If there's one thing Bill Laswell knows, it's depth. Whereas much contemporary electronic music prefers to skitter spastically on the surfaces in high frequencies, Laswell's recent electronic projects are all anchored by an unassailable bottom. The sound has back. What else could we expect from a bass player who cut his teeth in late '70s head-funk outfits like Material and Massacre? As aggressively diverse as Laswell's influences must be, the dominant mode in his last five years of musical output has unquestionably been dub. An soiled dub-- aeons from the Home Town Hi Fi sound system that Osbourne Ruddock hotwired to become King Tubby-- but dub all the same, marked by the same deep beat, spacy echoing and vertigo reverb.

This year's harrowing Invisible Design was something of a departure from the space- junk dub that Laswell has been overseeing for most of the decade. The "head's up" to Amon Tobin's lawyers aside, Laswell's Permutation returns him to the company of his old cronies: Nicky Skopelitis (aka Ekstasis), Hassan ibn Ali, and Dark Matter.
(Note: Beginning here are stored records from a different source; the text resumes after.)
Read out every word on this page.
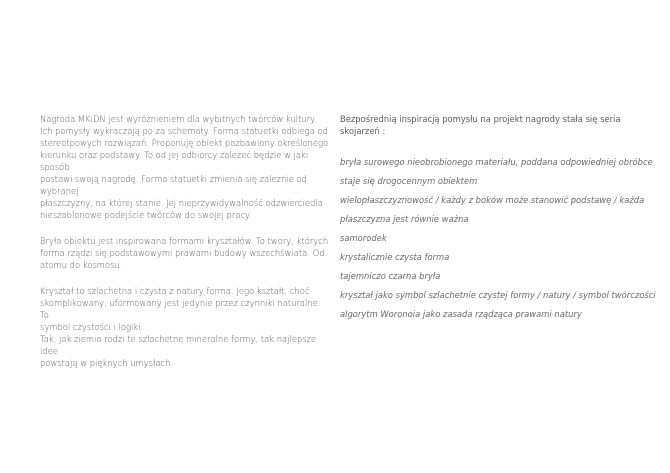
Nagroda MKiDN jest wyróżnieniem dla wybitnych twórców kultury.
Ich pomysły wykraczają po za schematy. Forma statuetki odbiega od
stereotpowych rozwiązań. Proponuję obiekt pozbawiony określonego
kierunku oraz podstawy. To od jej odbiorcy zależeć będzie w jaki sposób
postawi swoją nagrodę. Forma statuetki zmienia się zależnie od wybranej
płaszczyzny, na której stanie. Jej nieprzywidywalność odzwierciedla
nieszablonowe podejście twórców do swojej pracy.

Bryła obiektu jest inspirowana formami kryształów. To twory, których
forma rządzi się podstawowymi prawami budowy wszechświata. Od
atomu do kosmosu.

Kryształ to szlachetna i czysta z natury forma. Jego kształt, choć
skomplikowany, uformowany jest jedynie przez czynniki naturalne. To
symbol czystości i logiki.
Tak, jak ziemia rodzi te szlachetne mineralne formy, tak najlepsze idee
powstają w pięknych umysłach.

Bezpośrednią inspiracją pomysłu na projekt nagrody stała się seria
skojarzeń :

bryła surowego nieobrobionego materiału, poddana odpowiedniej obróbce
staje się drogocennym obiektem
wielopłaszczyznowość / każdy z boków może stanowić podstawę / każda
płaszczyzna jest równie ważna
samorodek
krystalicznie czysta forma
tajemniczo czarna bryła
kryształ jako symbol szlachetnie czystej formy / natury / symbol twórczości
algorytm Woronoia jako zasada rządząca prawami natury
The results aren't difficult to predict-- expertly played, dub- based world music, heavy on the reverb and cut with some solid drum-n-bass underneath. Ideal as a soundtrack for sludgy narcotized sex and all the requisite mind games that precede it.
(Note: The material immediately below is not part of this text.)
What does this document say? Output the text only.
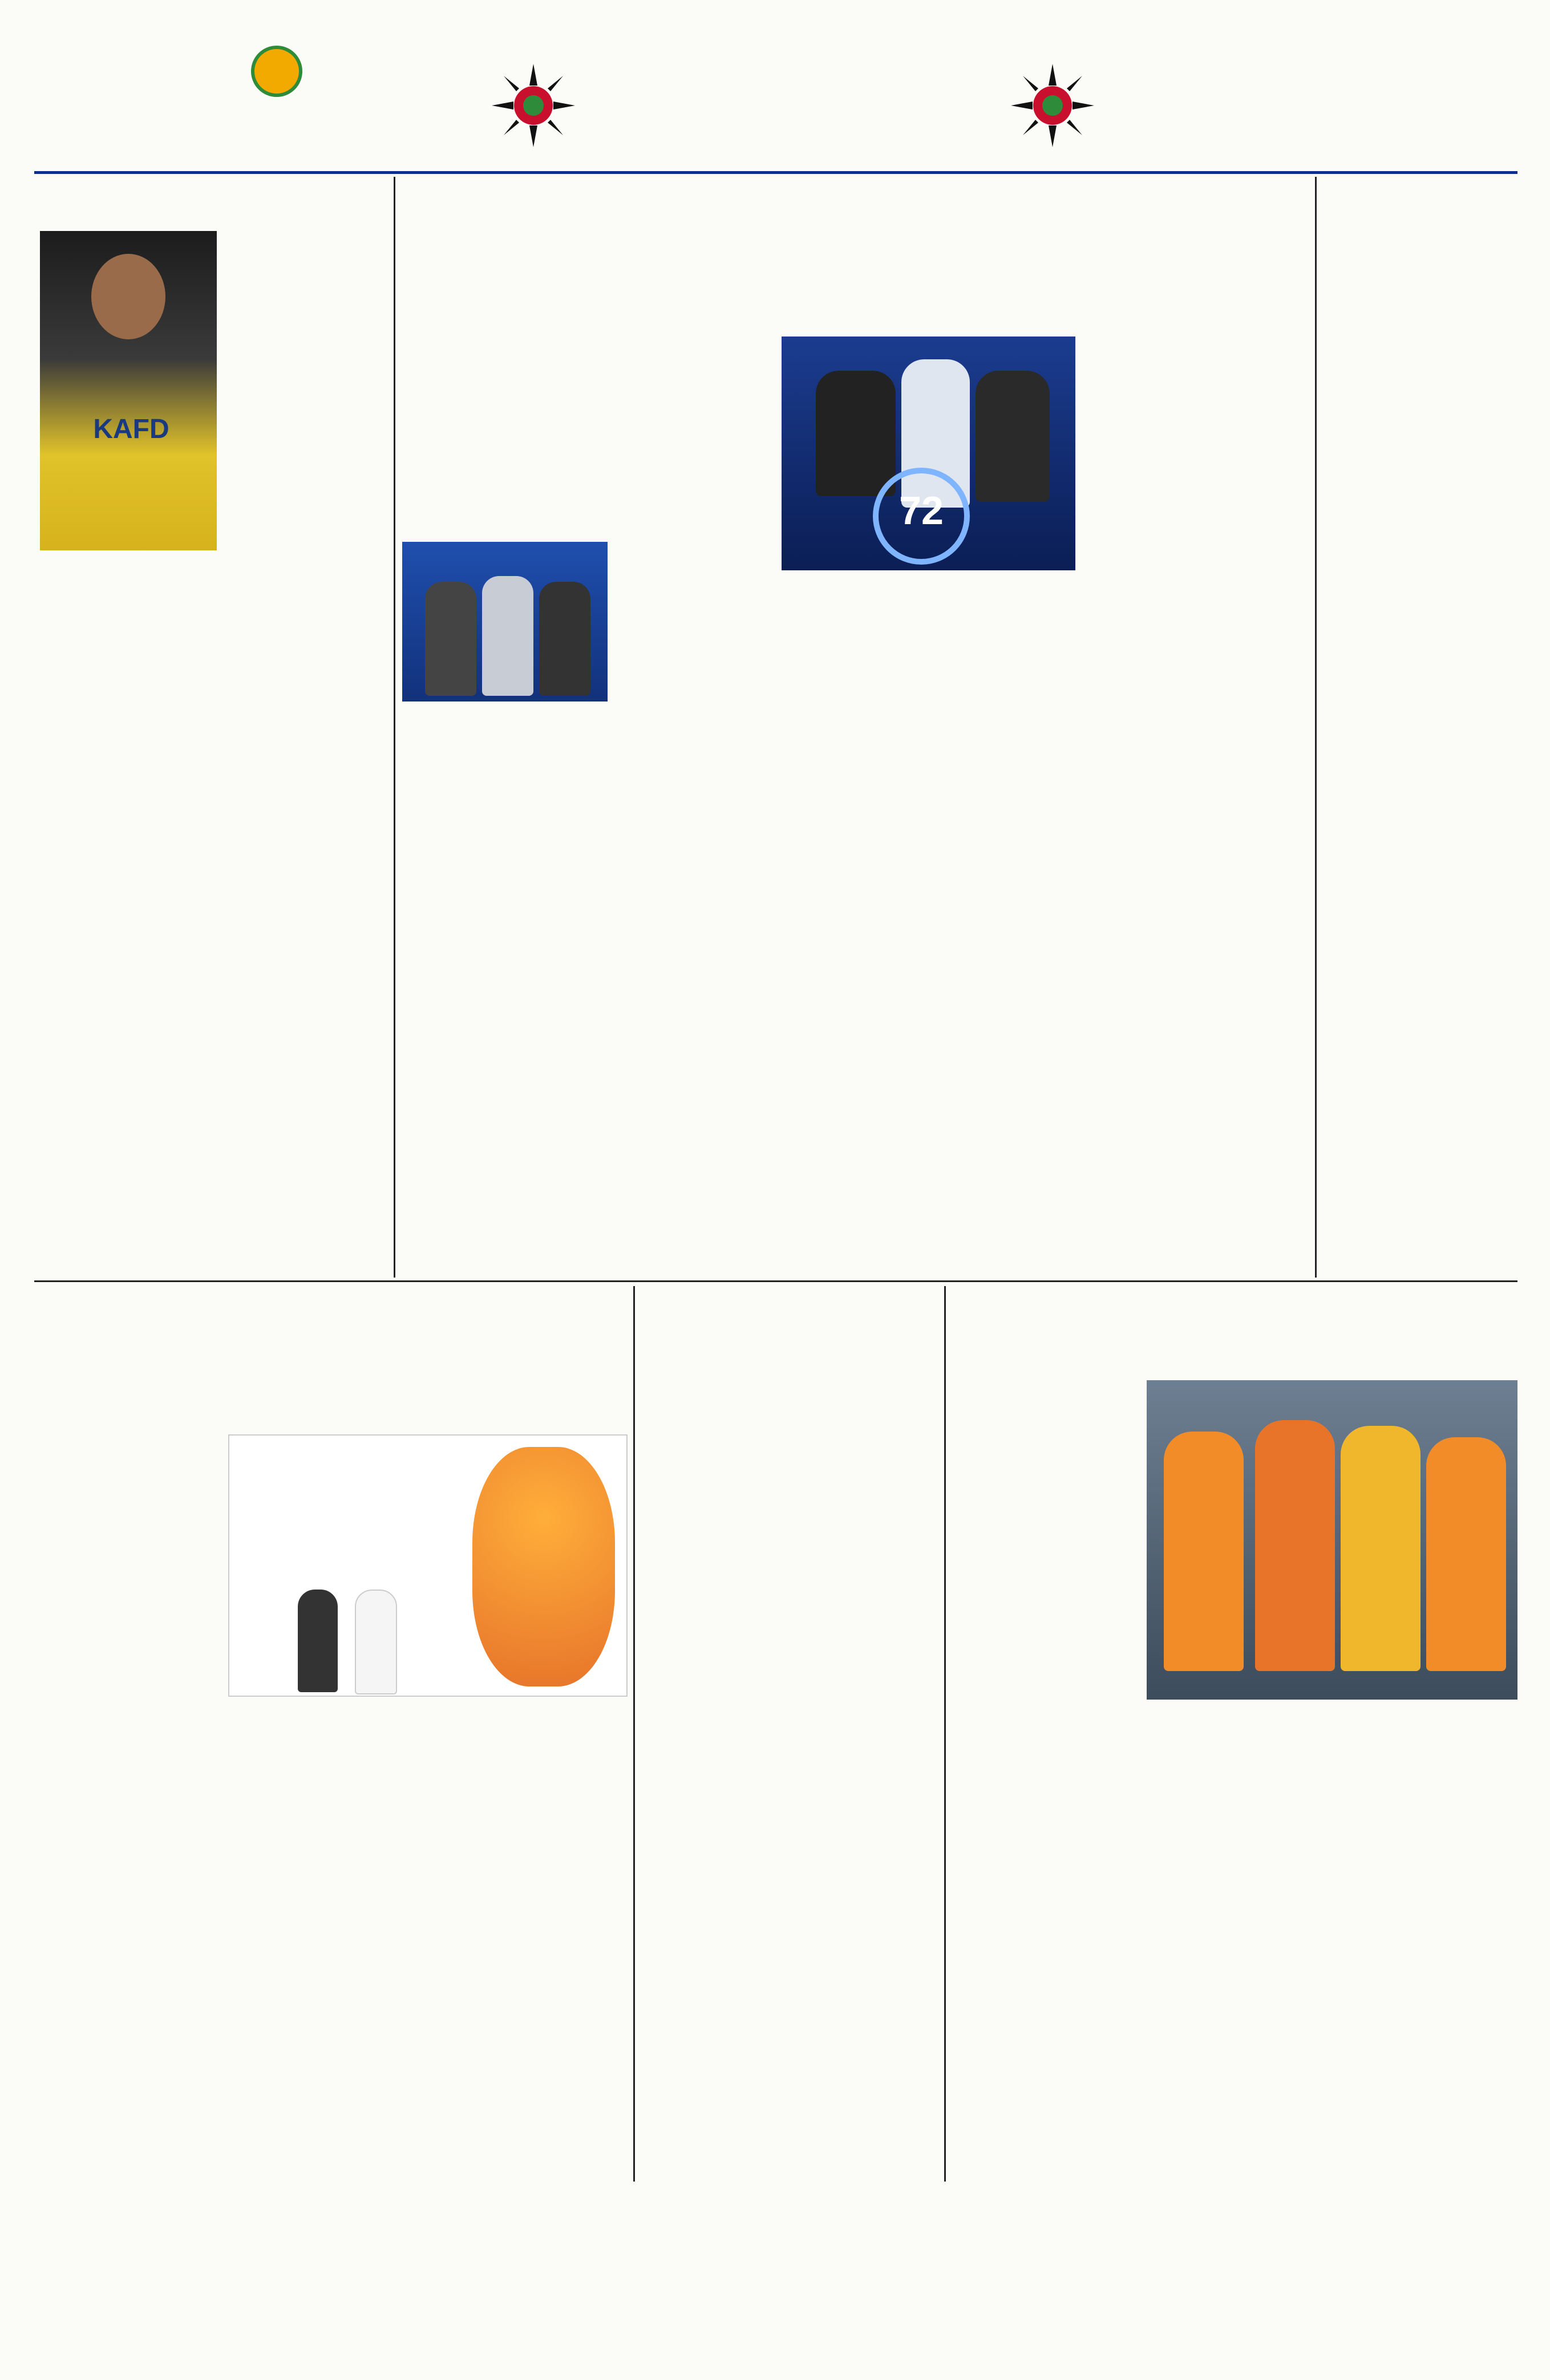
KAFD
72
Permutation has a great deal more gravity than the graceful but somewhat undernourished Ekstasis album, Wake Up and Dream, which is something of a predecessor. Skopelitis' warm and cautious guitar work is suspended over the abysmal depths of Laswell's bass and overall production technique, precarious as a rope footbridge. Sitar, tabla, wind instruments from every continent all add local color but the Laswell/ Skopelitis interchange remains the heart of the album.

Permutation takes some chances here and there, notably "Iron Black," a fuzzy, riff- powered space- rock tune which divides its time between Chemical Brothers- style big beat and the lysergic jams of Funkadelic. But for the most part, this record doesn't cohere thematically; rather, it sounds like an afternoon workout of five gifted musicians jamming with the tapes left rolling. There's othing urgent about Permutation, nothing necessary. You'll enjoy it, but you probably wouldn't pause it to take a piss.

This is the problem with so much of Laswell's recent output: its appeal is undeniable, its throb is unavoidable, but it demands very little. It has the quality of studio sessions, rather than a singular artistic statement. And this may come down to a question of policy. Laswell seems to value multiple solid releases annually over the possibility of a single great release every two years or so-- one that could conceivably be culled and constructed from the many great moments that wind up scattered throughout each year's reliable but rarely revolutionary handful.

Perhaps this is why Laswell's Invisible Design was so striking: its confessional candor, compositional rigor and disavowal of masks made it such a radical offering. None of Laswell's other works had anticipated his performance on that piece; by contrast, Permutation immediately takes its place among the glut of reliable world- dub samplers that Laswell has constructed over the last decade. Permutation still works wonders for that hazy funk- love that makes the world go round, but the clarion of Invisible Design continues to ring like Doomsday.